REVIEW: Canon ZR800

The Canon ZR800 is the most affordable miniDV camera on the market today, selling for less than $200 on Amazon. Some consumers associate "cheap" with "bad", but we tested the ZR800 (aka MD101 in Europe), and we found that it was nothing but.

The ZR800 is a 0.7 megapixel camcorder with a 1/6" CCD, electronic image stabilizer, zoom lens - 2.6 mm - 91 mm - F/2.0 with focal length 2.6 mm - 91 mm and 35x optical zoom. It also features an electronic viewfinder, a 2.7" widescreen TFT screen, a firewire port, composite A/V and a microphone jack. In the box we found a composite A/V cable, a charging cable and manuals.

Canon cut a lot of corners in this model to make it cheaper: no optical stabilization, no flash light, no filter thread, no digital picture capture, no hot shoe, and no compatible power charge jack as on their other camera models. However, the ZR800 comes with a single feature that makes it more worthwhile than its more expensive brothers: ZR830 and ZR850 models. The microphone jack. This is a useful feature if you are serious about audio quality.

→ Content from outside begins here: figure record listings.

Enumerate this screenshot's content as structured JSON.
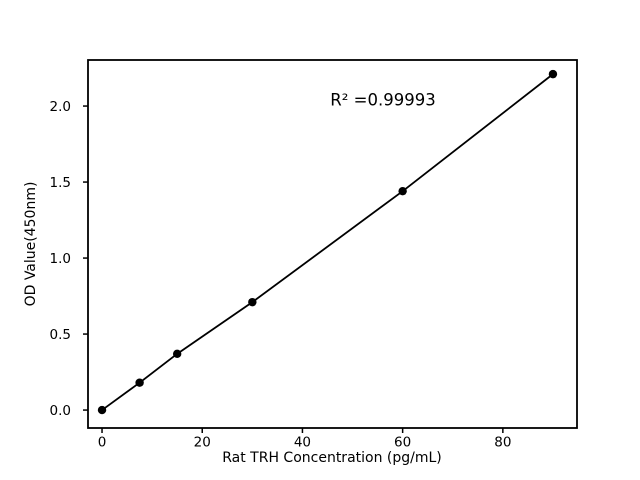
{
  "figure": {
    "background": "#ffffff",
    "foreground": "#000000"
  },
  "chart_data": {
    "type": "line",
    "title": "",
    "xlabel": "Rat TRH Concentration (pg/mL)",
    "ylabel": "OD Value(450nm)",
    "annotation": "R² =0.99993",
    "r_squared": 0.99993,
    "x": [
      0,
      7.5,
      15,
      30,
      60,
      90
    ],
    "y": [
      0.0,
      0.18,
      0.37,
      0.71,
      1.44,
      2.21
    ],
    "x_tick_labels": [
      "0",
      "20",
      "40",
      "60",
      "80"
    ],
    "x_tick_values": [
      0,
      20,
      40,
      60,
      80
    ],
    "y_tick_labels": [
      "0.0",
      "0.5",
      "1.0",
      "1.5",
      "2.0"
    ],
    "y_tick_values": [
      0.0,
      0.5,
      1.0,
      1.5,
      2.0
    ],
    "xlim": [
      -2.8,
      94.8
    ],
    "ylim": [
      -0.118,
      2.303
    ],
    "grid": false,
    "legend": "none",
    "line_color": "#000000",
    "marker_color": "#000000",
    "marker": "circle"
  }
}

The ZR800 is a very small camera, easily fit in a jacket's pocket or a woman's bag. The ergonomics are good too, with most operations taking place below the widescreen via the joystick and the two buttons. Through them you can control exposure, manual focus, white balance, color mode and scene mode (Snow, Beach, Sunset, Fireworks, Spotlight, Night mode, Sports mode, Slow shutter, Portrait mode), digital effects, and the system settings.

The quality of the ZR800 is very good for a camcorder of this price. We recommend you always shoot in "neutral" color mode, as the default is over-saturated. There is some purple fringing, especially when you zoom in on over 25x, but with some color grading on post you can turn this into a feature. We found that the autofocus is pretty slow compared to the Canon HV20. It can take up to 2 seconds in some cases for the camera to autofocus on a close subject, while it is instant on the HV20.

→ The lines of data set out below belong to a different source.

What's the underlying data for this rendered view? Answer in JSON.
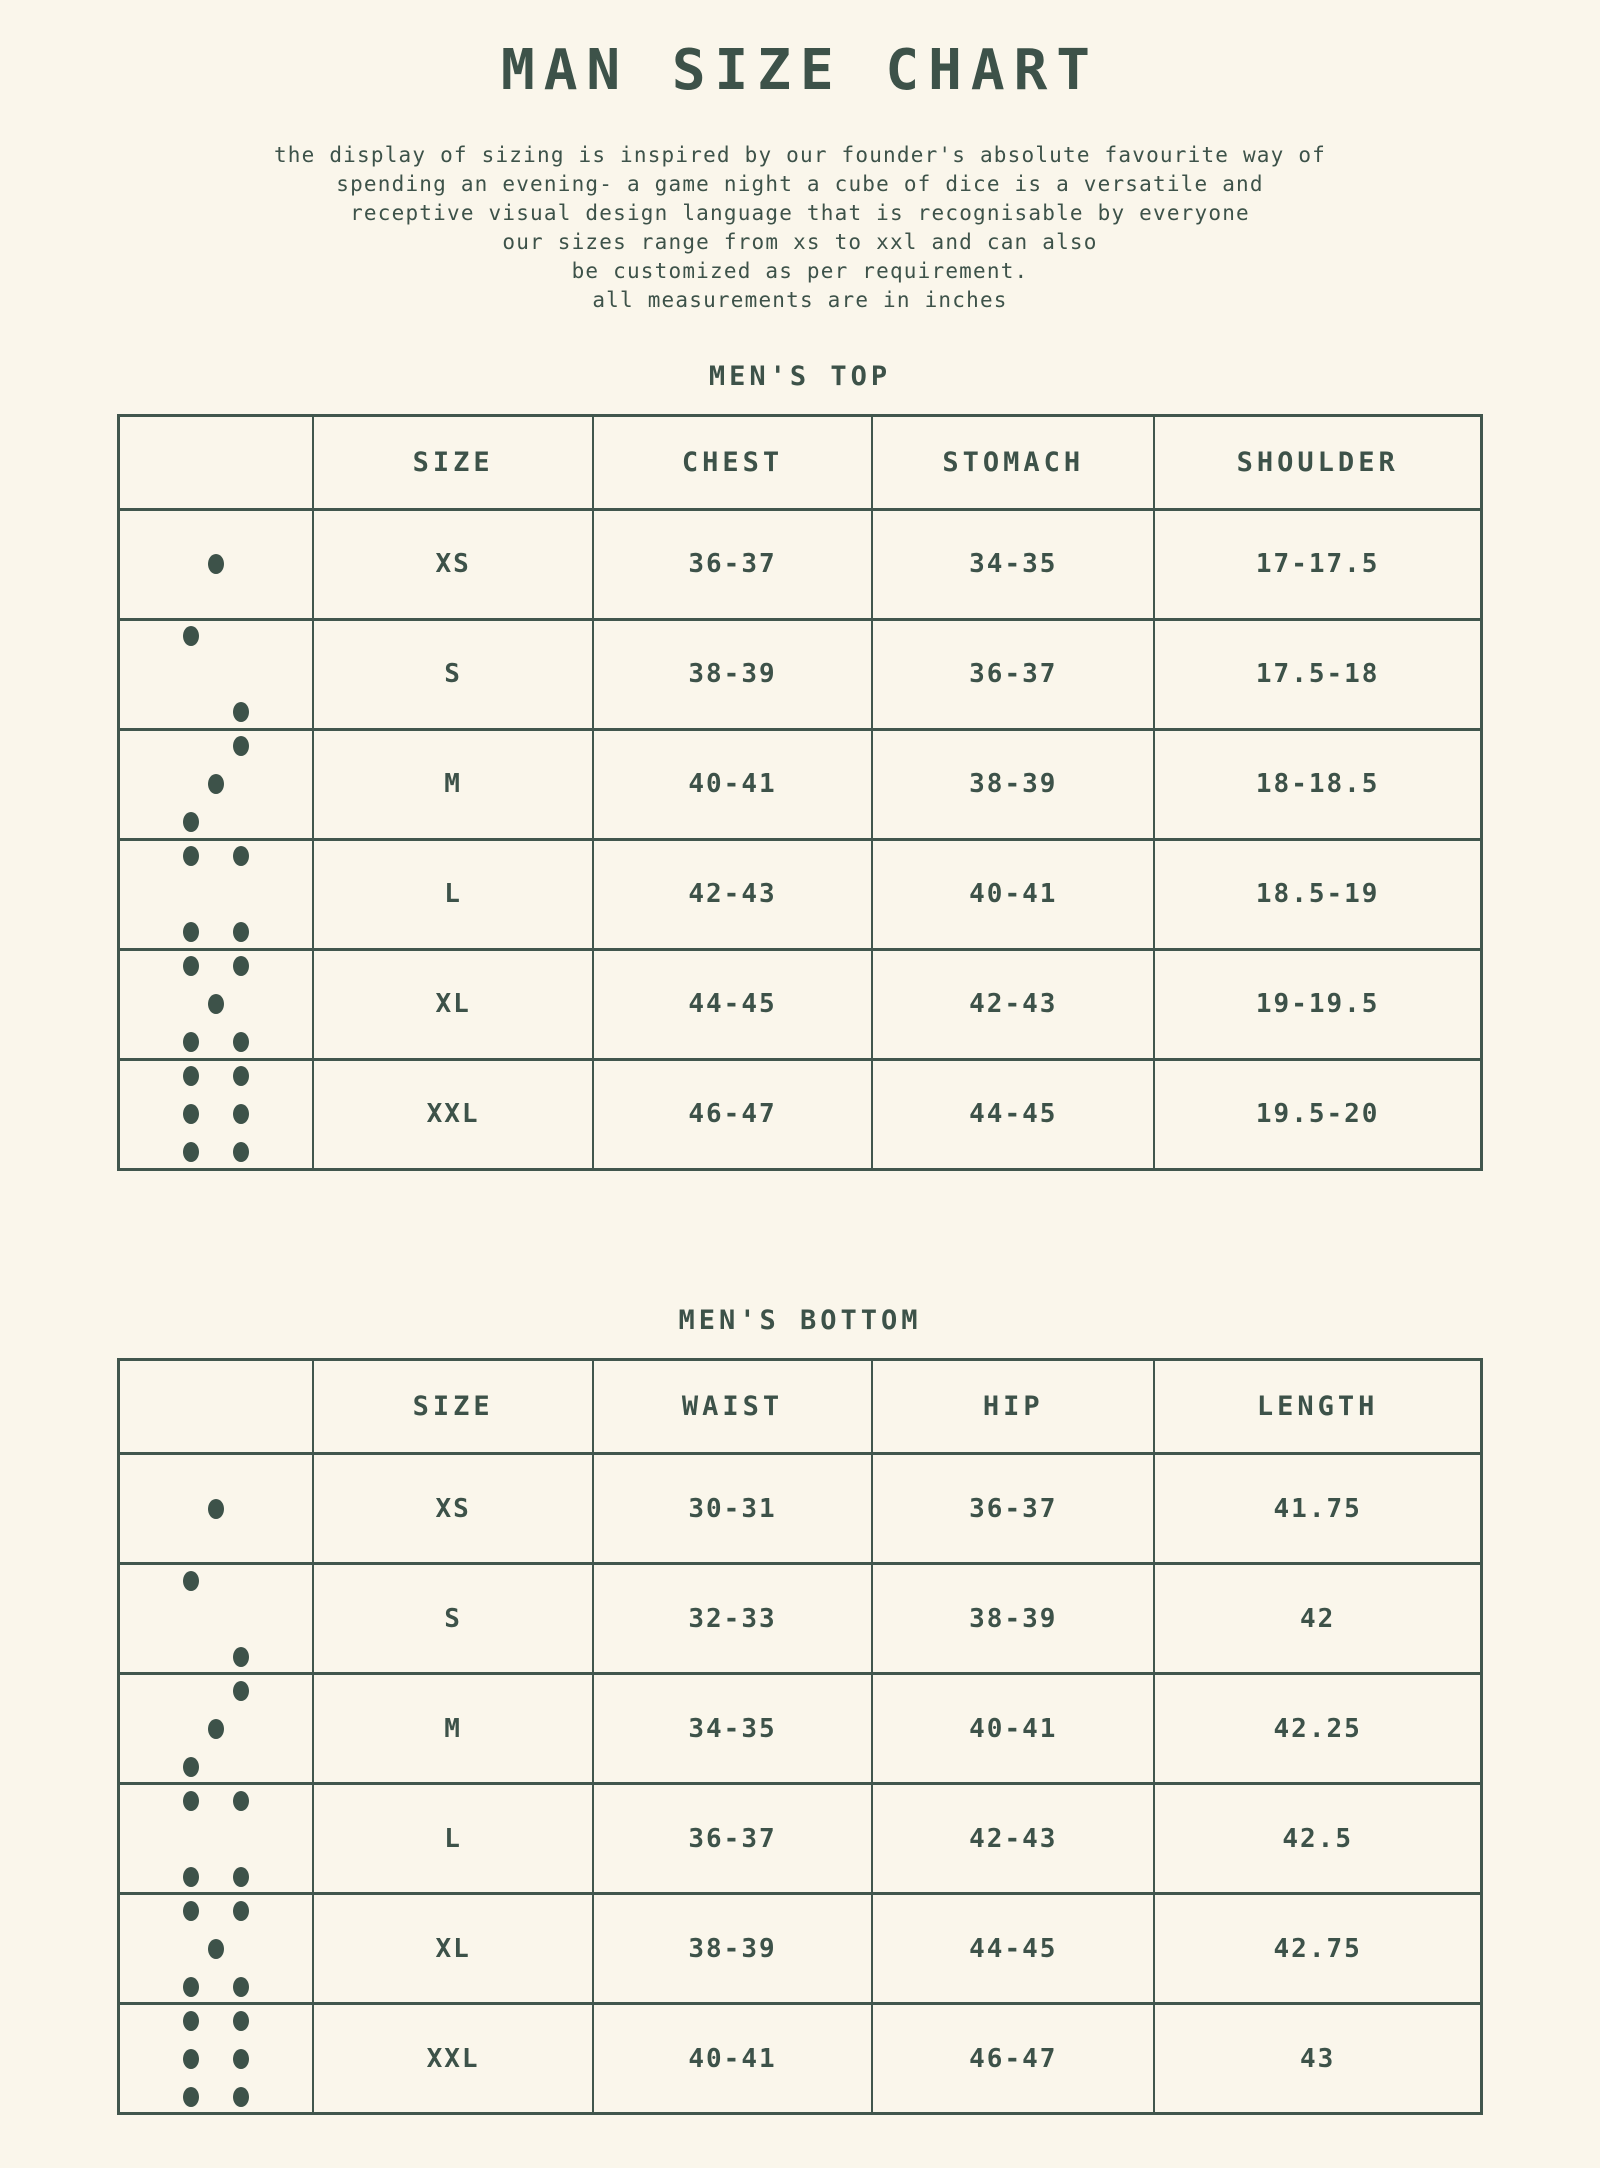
{
  "colors": {
    "background": "#FAF6EB",
    "ink": "#3D5249"
  },
  "page": {
    "title": "MAN SIZE CHART",
    "description_lines": [
      "the display of sizing is inspired by our founder's absolute favourite way of",
      "spending an evening- a game night a cube of dice is a versatile and",
      "receptive visual design language that is recognisable by everyone",
      "our sizes range from xs to xxl and can also",
      "be customized as per requirement.",
      "all measurements are in inches"
    ]
  },
  "tables": [
    {
      "title": "MEN'S TOP",
      "headers": [
        "",
        "SIZE",
        "CHEST",
        "STOMACH",
        "SHOULDER"
      ],
      "rows": [
        {
          "dice": 1,
          "size": "XS",
          "values": [
            "36-37",
            "34-35",
            "17-17.5"
          ]
        },
        {
          "dice": 2,
          "size": "S",
          "values": [
            "38-39",
            "36-37",
            "17.5-18"
          ]
        },
        {
          "dice": 3,
          "size": "M",
          "values": [
            "40-41",
            "38-39",
            "18-18.5"
          ]
        },
        {
          "dice": 4,
          "size": "L",
          "values": [
            "42-43",
            "40-41",
            "18.5-19"
          ]
        },
        {
          "dice": 5,
          "size": "XL",
          "values": [
            "44-45",
            "42-43",
            "19-19.5"
          ]
        },
        {
          "dice": 6,
          "size": "XXL",
          "values": [
            "46-47",
            "44-45",
            "19.5-20"
          ]
        }
      ]
    },
    {
      "title": "MEN'S BOTTOM",
      "headers": [
        "",
        "SIZE",
        "WAIST",
        "HIP",
        "LENGTH"
      ],
      "rows": [
        {
          "dice": 1,
          "size": "XS",
          "values": [
            "30-31",
            "36-37",
            "41.75"
          ]
        },
        {
          "dice": 2,
          "size": "S",
          "values": [
            "32-33",
            "38-39",
            "42"
          ]
        },
        {
          "dice": 3,
          "size": "M",
          "values": [
            "34-35",
            "40-41",
            "42.25"
          ]
        },
        {
          "dice": 4,
          "size": "L",
          "values": [
            "36-37",
            "42-43",
            "42.5"
          ]
        },
        {
          "dice": 5,
          "size": "XL",
          "values": [
            "38-39",
            "44-45",
            "42.75"
          ]
        },
        {
          "dice": 6,
          "size": "XXL",
          "values": [
            "40-41",
            "46-47",
            "43"
          ]
        }
      ]
    }
  ]
}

There are some cases of scenes with lots of contrast that they are captured in a really bad quality (look below). There is nothing you can do to fix this problem. If you ever happen to shoot such footage, you must discard it from your video editing application.

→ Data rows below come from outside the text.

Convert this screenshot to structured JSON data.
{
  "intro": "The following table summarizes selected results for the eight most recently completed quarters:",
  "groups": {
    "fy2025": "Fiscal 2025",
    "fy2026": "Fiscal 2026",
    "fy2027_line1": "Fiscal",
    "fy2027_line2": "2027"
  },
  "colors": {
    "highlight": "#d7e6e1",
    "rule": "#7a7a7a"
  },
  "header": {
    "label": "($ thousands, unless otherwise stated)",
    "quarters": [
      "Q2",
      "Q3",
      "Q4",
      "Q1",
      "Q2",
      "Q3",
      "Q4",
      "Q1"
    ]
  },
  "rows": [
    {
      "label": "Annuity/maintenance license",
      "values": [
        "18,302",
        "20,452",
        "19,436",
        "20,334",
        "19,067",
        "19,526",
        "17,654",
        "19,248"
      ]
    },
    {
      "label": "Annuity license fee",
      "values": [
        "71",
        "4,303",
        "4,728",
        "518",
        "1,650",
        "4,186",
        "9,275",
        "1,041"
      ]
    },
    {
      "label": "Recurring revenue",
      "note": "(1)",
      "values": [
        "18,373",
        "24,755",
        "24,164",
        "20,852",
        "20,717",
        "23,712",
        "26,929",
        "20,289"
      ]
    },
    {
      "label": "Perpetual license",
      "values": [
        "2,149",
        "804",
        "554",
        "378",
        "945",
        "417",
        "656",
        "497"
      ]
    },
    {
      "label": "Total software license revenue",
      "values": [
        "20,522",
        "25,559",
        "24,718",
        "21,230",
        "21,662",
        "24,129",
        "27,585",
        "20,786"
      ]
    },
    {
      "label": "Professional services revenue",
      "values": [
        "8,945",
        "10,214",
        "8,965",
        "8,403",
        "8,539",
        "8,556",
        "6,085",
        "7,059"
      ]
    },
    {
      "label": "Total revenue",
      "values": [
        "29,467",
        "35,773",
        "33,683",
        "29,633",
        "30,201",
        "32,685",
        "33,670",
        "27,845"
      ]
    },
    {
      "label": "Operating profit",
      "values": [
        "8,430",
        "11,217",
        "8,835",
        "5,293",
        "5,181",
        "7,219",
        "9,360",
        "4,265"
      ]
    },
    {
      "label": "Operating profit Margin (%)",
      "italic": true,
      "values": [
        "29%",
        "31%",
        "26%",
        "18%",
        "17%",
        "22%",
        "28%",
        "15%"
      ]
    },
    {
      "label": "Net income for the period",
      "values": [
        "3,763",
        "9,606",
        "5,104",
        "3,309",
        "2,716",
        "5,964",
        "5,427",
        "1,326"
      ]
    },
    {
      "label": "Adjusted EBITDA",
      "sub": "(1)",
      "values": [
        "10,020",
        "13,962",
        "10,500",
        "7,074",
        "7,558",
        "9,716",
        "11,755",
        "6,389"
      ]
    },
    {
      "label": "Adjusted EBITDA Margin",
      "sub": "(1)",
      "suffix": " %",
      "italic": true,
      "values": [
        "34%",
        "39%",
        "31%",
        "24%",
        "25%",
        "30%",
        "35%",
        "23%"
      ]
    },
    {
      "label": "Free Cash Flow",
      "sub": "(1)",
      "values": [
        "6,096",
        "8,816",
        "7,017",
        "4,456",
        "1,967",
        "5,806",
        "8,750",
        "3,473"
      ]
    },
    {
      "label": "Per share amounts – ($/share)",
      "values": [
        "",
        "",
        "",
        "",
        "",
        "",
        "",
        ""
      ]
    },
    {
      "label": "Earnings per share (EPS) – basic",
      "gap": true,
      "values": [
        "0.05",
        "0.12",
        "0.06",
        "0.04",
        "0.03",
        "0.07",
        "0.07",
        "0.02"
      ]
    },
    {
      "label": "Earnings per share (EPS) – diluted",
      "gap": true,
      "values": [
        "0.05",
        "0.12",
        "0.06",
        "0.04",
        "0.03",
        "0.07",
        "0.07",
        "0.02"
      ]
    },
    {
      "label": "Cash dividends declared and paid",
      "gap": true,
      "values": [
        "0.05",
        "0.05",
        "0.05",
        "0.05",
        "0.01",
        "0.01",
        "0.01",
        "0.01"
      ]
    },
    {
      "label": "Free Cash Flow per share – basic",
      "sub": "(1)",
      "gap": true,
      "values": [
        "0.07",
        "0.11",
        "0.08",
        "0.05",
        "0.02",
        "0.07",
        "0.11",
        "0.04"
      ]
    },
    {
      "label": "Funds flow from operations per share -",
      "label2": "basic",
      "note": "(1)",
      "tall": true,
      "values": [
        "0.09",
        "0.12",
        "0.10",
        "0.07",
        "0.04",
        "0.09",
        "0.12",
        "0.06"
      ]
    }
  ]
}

Overall, for the price, this is the best miniDV camcorder out there. If you pay an extra $50 you can buy an Aiptek 720p digirecorder, which provides better visual quality in HD, but it has no audio jack, no image stabilization, it records in expensive SD cards and its h.264 video format is very slow to edit (slower than HDV). Given these facts, for now, it still makes more sense to buy the miniDV ZR800 camera than an HD digirecorder. But its days are numbered, with HD becoming more and more popular and more optimized.